HoggerKen wrote:UP does not require it thank God. I have seen kids who came out of these schools, and they had to be re-taught how to do things properly.
They could not read a switch list.
They could not tell the difference between a 39 foot cement car, and a 55 foot grain hopper. They look so alike. One has cement all over it, the other stinks of rotting grain.
They had no idea what parts of the cars were what. Tell one to see if a car is cut out or not. Where the retainer is. If the piston is in or out. Good luck.
They had no idea how to ride a locomotive when making a move. Most always ride the wrong side, or stand on the top platform where as an engineer, you cannot see them.
They carried their lanterns like a purse. God forbid they had to stop a move.
They could not follow instructions as given. If I tell a brakeman to wait by a switch, a very simple task, I expect they are there until I tell them otherwise. When I tell them to pull two cars, and shove them in the clear on another track, I expect it done. Without having to repeat myself three times.
These were kids after three or four months of actually being on the job after their schooling. I could understand it if they were fresh to the industry.
And the biggest gripe. The never listen to those who have been around 40 years doing this job because they had "an education". Their favorite words are.... "I Know". Most of them are gone now because of rules violations or injuries, or quit because they got forced to the other side of the state to work. Welcome to the realities of railroading!
And they paid for this "education"? Stick to hiring out at a railroad that pays you to learn how it is actually done. It is much safer in the long run.
Thank you for the great "what not to do tips"! I will make sure I listen the those with 40 years experience and avoid the words "I know" even if I really do know and ask questions if I don't know!!!
However, I still think my education will be greatly beneficial to me and the railway that hires me! Perhaps those "kids" either had a bad school or they were just bad students!

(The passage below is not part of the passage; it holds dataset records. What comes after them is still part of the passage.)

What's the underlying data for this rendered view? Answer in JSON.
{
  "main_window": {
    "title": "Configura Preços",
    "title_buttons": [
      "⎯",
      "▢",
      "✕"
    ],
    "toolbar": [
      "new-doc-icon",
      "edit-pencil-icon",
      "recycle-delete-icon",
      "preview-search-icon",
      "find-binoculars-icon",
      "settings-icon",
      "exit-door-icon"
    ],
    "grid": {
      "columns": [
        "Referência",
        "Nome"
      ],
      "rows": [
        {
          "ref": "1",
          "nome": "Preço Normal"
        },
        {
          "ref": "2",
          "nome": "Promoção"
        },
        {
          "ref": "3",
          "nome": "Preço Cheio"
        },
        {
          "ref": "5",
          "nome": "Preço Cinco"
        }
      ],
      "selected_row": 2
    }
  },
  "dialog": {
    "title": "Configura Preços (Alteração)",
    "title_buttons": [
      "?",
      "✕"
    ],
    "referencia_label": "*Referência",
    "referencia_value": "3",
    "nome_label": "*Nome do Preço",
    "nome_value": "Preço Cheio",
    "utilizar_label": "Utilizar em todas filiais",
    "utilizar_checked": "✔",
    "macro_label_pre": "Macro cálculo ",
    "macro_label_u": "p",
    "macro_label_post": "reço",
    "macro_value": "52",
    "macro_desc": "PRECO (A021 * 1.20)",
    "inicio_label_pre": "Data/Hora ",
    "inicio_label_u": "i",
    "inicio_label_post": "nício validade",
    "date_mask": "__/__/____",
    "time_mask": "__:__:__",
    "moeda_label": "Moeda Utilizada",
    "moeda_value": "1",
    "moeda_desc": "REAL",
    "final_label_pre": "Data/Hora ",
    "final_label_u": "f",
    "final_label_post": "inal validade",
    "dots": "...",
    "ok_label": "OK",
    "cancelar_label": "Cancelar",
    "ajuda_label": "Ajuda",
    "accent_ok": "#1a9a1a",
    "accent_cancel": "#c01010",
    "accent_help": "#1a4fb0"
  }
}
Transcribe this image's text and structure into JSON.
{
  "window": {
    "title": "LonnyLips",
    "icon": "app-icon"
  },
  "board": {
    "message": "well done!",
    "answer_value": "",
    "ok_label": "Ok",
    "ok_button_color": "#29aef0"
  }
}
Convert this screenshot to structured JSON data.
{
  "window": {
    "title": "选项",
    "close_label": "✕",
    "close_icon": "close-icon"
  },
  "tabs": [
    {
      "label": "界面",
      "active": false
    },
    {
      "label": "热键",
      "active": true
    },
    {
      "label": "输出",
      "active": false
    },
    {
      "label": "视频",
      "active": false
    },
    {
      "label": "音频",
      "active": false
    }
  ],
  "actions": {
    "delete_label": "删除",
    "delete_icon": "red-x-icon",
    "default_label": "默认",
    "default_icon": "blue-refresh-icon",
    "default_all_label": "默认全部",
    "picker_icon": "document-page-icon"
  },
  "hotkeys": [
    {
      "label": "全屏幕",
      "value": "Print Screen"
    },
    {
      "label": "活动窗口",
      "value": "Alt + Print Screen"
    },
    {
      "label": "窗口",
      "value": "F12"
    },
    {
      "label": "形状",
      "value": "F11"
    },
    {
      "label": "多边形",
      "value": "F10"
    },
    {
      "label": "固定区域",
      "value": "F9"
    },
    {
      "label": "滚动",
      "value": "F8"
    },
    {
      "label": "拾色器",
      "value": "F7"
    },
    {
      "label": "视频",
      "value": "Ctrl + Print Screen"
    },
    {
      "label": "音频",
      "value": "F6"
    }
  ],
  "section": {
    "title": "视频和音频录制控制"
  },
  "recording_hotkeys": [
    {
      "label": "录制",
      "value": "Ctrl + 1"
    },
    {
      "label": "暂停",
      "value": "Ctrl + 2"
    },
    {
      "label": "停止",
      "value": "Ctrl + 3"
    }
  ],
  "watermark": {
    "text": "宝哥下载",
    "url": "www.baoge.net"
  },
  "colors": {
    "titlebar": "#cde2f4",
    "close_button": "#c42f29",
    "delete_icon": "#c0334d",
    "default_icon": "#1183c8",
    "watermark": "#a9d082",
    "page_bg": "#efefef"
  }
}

I was taught how to read a switch list in my switching and marshalling class and know where to find which track the cars are on, and which order they will or should be on the track, the car numbers, types, loads or emptys, bad orders, commodities, dangerous goods, tons and ft. I don't think I will forget this once I get on with a railway - it was pretty easy to figure out.
I can recognize and know the difference between cement cars, grain hooper, flat cars, bulk head flat cars, box cars......
As for retainer valves, cutout valves and pistons, well I haven't taken the airbrake class yet, but I can tell if the piston is extended or not on both truck mounted and foundation type brakes. If you can see the shiny metal - then the piston is extended and the brakes are most likely applied - unless there is a problem with the brake rigging or brake shoes. As for the retainer - the normal position is straight down (direct exhaust postion). The cutout valve should be straight down position unless you want to cutout a car due to brake problems . I also know these valves can be located in diferent places on different cars so it may take someone new a while to figure out the locations on all the cars.
As for riding a locomotive..... my school does not have one.. so I have not practiced on one or been taught this skill but I assume the same rules apply as riding a car. Always ride in the stirrup (or bottom rung) of the side ladder on the right hand side - same side as the Engr. I am sure I will learn this when we do our field labs - if not I will be sure to ask!!!!
I would love to hear more of your gripes - It will help me learn and become a better railroader once hired!!!